No, the DB is on the SSD not on the external volume

(Quincy Larson) #11

OK - this seems to have happened again today: Error 500 posting a message - Contributors - freeCodeCamp Forum

(Sam Saffron) #12

I you sure that is a report from today and not leftover from yesterday? Not seeing anything new in logs.

(Quincy Larson) #13

This is from a regular. I can’t see why he would write such a post nearly a day after he experienced the issue.

I’ve asked him to be sure.

(Sam Saffron) #14

Redis is not saving properly for some reason, I am just doing a rebuild to see what happens. Sorry for the downtime.

Note NGINX logs show that you are being flooded by certain IP address and we are doing what we can to slow them down.

EDIT: rebuild appears to have corrected the redis issue

(Quincy Larson) #15

Hi Sam,

I just checked and we’re getting 500 errors right now - I can’t even access the forum.

(Sam Saffron) #16

I’m on holidays atm can you try a rebuild

(Daniela) #17

Your forum is online (I can see the safe-mode page).
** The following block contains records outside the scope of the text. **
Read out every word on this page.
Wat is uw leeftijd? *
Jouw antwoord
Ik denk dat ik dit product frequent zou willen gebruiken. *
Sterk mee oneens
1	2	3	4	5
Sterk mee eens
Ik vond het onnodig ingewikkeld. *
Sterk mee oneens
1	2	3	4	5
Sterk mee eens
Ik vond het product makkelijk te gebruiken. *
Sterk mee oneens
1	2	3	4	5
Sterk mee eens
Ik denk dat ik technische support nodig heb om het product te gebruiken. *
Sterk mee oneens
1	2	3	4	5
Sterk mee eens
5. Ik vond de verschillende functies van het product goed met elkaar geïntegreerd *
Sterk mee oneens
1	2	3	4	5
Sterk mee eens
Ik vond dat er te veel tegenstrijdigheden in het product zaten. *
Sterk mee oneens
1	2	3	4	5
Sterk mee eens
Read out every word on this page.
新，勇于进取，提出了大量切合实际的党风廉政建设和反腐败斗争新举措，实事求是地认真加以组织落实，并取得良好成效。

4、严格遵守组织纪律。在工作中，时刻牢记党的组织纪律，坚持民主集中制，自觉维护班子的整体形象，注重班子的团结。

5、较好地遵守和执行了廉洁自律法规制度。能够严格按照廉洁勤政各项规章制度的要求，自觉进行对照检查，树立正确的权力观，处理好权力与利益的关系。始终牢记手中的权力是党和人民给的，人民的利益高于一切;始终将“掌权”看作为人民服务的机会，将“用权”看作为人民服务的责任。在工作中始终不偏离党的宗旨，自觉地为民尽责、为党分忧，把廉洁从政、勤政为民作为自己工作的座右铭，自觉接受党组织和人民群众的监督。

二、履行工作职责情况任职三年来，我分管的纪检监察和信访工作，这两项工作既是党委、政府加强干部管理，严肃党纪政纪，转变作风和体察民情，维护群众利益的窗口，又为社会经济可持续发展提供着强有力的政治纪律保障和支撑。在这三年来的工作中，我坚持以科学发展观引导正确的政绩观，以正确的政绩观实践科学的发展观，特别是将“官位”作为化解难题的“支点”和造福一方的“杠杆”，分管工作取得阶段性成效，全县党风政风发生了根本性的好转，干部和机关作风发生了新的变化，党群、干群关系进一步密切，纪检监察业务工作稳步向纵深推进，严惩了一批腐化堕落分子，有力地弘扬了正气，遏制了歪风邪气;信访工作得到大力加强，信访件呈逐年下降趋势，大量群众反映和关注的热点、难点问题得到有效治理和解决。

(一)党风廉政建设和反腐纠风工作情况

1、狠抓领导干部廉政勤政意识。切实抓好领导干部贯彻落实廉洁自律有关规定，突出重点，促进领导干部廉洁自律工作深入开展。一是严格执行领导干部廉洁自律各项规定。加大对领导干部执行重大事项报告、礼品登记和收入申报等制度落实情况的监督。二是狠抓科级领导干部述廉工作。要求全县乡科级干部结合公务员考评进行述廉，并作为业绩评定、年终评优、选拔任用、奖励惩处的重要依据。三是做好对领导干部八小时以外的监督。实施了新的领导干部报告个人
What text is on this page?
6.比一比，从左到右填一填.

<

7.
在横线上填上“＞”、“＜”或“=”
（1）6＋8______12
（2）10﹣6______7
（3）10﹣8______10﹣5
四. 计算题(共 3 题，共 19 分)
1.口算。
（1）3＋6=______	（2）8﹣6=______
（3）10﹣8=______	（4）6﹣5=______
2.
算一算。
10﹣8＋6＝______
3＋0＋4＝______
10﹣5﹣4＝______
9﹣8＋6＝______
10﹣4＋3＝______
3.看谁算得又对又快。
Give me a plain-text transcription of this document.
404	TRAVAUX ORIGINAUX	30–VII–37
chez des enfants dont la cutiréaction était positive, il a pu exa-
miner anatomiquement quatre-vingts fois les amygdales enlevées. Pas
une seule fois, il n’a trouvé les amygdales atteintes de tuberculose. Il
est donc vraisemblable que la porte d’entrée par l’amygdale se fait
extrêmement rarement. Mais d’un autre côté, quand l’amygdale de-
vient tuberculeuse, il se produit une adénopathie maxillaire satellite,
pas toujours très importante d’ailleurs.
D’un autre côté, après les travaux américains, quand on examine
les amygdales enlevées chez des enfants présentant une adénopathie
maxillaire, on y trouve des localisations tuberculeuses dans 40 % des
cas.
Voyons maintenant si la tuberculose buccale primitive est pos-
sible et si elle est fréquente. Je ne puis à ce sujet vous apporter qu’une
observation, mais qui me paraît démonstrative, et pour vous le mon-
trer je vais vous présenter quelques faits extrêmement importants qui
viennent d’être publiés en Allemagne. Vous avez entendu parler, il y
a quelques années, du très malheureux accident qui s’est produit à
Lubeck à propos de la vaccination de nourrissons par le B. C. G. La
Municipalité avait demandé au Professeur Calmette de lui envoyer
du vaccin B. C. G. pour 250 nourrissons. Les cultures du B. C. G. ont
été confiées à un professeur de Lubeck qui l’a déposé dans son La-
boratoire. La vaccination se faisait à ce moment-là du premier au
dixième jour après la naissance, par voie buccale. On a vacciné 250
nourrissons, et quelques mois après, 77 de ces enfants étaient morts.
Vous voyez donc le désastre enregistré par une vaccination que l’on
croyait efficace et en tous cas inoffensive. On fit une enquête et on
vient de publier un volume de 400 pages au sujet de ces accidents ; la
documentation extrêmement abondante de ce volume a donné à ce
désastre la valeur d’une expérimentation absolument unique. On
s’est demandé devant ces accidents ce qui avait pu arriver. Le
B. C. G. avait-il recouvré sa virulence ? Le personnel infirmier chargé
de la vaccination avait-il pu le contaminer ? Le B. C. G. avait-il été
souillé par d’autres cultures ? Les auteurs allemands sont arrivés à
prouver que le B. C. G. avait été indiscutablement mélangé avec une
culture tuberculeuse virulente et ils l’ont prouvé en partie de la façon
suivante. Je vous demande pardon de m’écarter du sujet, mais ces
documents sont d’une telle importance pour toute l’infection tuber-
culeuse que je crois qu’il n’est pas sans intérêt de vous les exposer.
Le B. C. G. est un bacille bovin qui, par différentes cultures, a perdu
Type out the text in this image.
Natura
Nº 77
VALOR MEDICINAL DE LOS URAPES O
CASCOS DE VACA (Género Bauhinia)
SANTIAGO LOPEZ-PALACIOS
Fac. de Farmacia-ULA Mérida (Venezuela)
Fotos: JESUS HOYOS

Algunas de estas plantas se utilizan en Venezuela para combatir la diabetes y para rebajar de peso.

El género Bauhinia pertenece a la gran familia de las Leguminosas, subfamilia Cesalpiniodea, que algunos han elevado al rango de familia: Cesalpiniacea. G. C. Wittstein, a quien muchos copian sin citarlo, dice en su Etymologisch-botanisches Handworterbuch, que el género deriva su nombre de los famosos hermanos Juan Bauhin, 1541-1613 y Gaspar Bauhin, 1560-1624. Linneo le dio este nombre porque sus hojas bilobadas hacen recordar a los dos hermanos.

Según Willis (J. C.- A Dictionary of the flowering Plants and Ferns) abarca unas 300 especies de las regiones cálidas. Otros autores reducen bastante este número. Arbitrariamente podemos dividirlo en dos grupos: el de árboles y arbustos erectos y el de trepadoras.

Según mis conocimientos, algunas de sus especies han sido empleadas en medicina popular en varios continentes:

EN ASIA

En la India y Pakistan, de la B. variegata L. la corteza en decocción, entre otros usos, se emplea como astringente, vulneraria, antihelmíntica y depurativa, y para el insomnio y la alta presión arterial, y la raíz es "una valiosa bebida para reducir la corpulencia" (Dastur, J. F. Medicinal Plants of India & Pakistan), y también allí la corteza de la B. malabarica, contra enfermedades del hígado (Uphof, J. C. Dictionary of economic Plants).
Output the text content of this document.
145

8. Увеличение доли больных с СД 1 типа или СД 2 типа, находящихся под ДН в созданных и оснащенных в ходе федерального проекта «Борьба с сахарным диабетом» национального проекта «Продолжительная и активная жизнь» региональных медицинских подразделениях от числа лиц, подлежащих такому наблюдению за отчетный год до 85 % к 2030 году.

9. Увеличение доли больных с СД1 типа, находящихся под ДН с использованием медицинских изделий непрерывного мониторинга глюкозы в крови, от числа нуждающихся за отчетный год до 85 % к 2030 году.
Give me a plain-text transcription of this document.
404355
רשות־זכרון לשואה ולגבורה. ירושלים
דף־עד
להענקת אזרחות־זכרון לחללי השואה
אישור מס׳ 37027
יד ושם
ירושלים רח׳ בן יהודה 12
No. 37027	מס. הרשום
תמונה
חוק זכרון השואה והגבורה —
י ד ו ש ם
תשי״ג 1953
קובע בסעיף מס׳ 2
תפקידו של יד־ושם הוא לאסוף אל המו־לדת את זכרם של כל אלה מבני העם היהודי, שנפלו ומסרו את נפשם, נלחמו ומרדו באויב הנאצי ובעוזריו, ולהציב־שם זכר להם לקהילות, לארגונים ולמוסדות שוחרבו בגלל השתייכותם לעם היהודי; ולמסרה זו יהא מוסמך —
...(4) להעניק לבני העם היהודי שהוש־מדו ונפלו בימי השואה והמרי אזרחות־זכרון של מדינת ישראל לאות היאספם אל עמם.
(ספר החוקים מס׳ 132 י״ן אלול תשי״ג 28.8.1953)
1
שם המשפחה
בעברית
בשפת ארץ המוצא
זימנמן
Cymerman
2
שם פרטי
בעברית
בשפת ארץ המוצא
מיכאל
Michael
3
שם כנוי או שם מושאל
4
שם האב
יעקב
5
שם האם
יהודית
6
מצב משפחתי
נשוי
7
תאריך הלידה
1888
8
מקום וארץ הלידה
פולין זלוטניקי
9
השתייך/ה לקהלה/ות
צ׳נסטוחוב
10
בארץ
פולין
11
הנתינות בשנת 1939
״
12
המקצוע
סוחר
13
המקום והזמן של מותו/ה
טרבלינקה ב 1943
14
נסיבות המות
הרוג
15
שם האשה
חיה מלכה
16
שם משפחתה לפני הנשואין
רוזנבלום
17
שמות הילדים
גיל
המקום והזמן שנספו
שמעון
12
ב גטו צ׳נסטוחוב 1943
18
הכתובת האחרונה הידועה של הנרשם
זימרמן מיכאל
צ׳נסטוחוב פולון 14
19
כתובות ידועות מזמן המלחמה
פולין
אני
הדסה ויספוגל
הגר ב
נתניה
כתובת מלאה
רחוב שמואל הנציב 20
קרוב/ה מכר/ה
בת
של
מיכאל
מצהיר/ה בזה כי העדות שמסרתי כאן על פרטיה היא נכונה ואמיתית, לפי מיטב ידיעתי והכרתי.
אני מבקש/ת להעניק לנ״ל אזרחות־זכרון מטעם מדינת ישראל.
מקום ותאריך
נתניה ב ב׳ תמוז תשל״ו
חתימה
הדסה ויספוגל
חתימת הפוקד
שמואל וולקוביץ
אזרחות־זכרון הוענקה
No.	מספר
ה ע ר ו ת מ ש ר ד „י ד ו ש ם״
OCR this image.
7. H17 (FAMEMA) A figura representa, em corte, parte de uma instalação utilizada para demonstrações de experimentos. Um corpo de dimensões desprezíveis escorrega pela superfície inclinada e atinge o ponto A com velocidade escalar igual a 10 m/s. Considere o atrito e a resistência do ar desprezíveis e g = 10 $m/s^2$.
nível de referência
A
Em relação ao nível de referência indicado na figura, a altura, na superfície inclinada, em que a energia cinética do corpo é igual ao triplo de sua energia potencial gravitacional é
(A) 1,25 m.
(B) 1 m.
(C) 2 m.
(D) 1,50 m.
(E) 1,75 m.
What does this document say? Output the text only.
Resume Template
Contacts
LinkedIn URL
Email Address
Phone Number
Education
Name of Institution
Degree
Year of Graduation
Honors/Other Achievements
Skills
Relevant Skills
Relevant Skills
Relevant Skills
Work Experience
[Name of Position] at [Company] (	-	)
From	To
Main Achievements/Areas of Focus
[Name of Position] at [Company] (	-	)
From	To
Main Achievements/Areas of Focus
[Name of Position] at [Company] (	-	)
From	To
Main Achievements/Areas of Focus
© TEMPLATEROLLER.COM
Disable all the unofficial plugins from your yml file and try to cleanup and rebuild

apt-get autoclean
apt-get autoremove
cd /var/discourse
./launcher cleanup

and then

git pull
./launcher rebuild app

(Jeff Atwood) #18

The database was killed by the out of memory killer process.

The underlying problem IMO is that the droplet was not configured with any swap space, and I’ve fixed that by adding swap space, but I don’t understand why the usage patterns are so bizarre on this particular Discourse instance.

(Daniela) #19

To be honest something similar happened to me last night but the process killed was just the backup.
We had 4 gb ram (without swap) and never even approached the 4 gb limit until yesterday (we’ve always been < 2 gb). Today we added 4 gb of swap to prevent another out of memory event.

(Jeff Atwood) #21

Hmm so the backup process specifically triggered this on your site?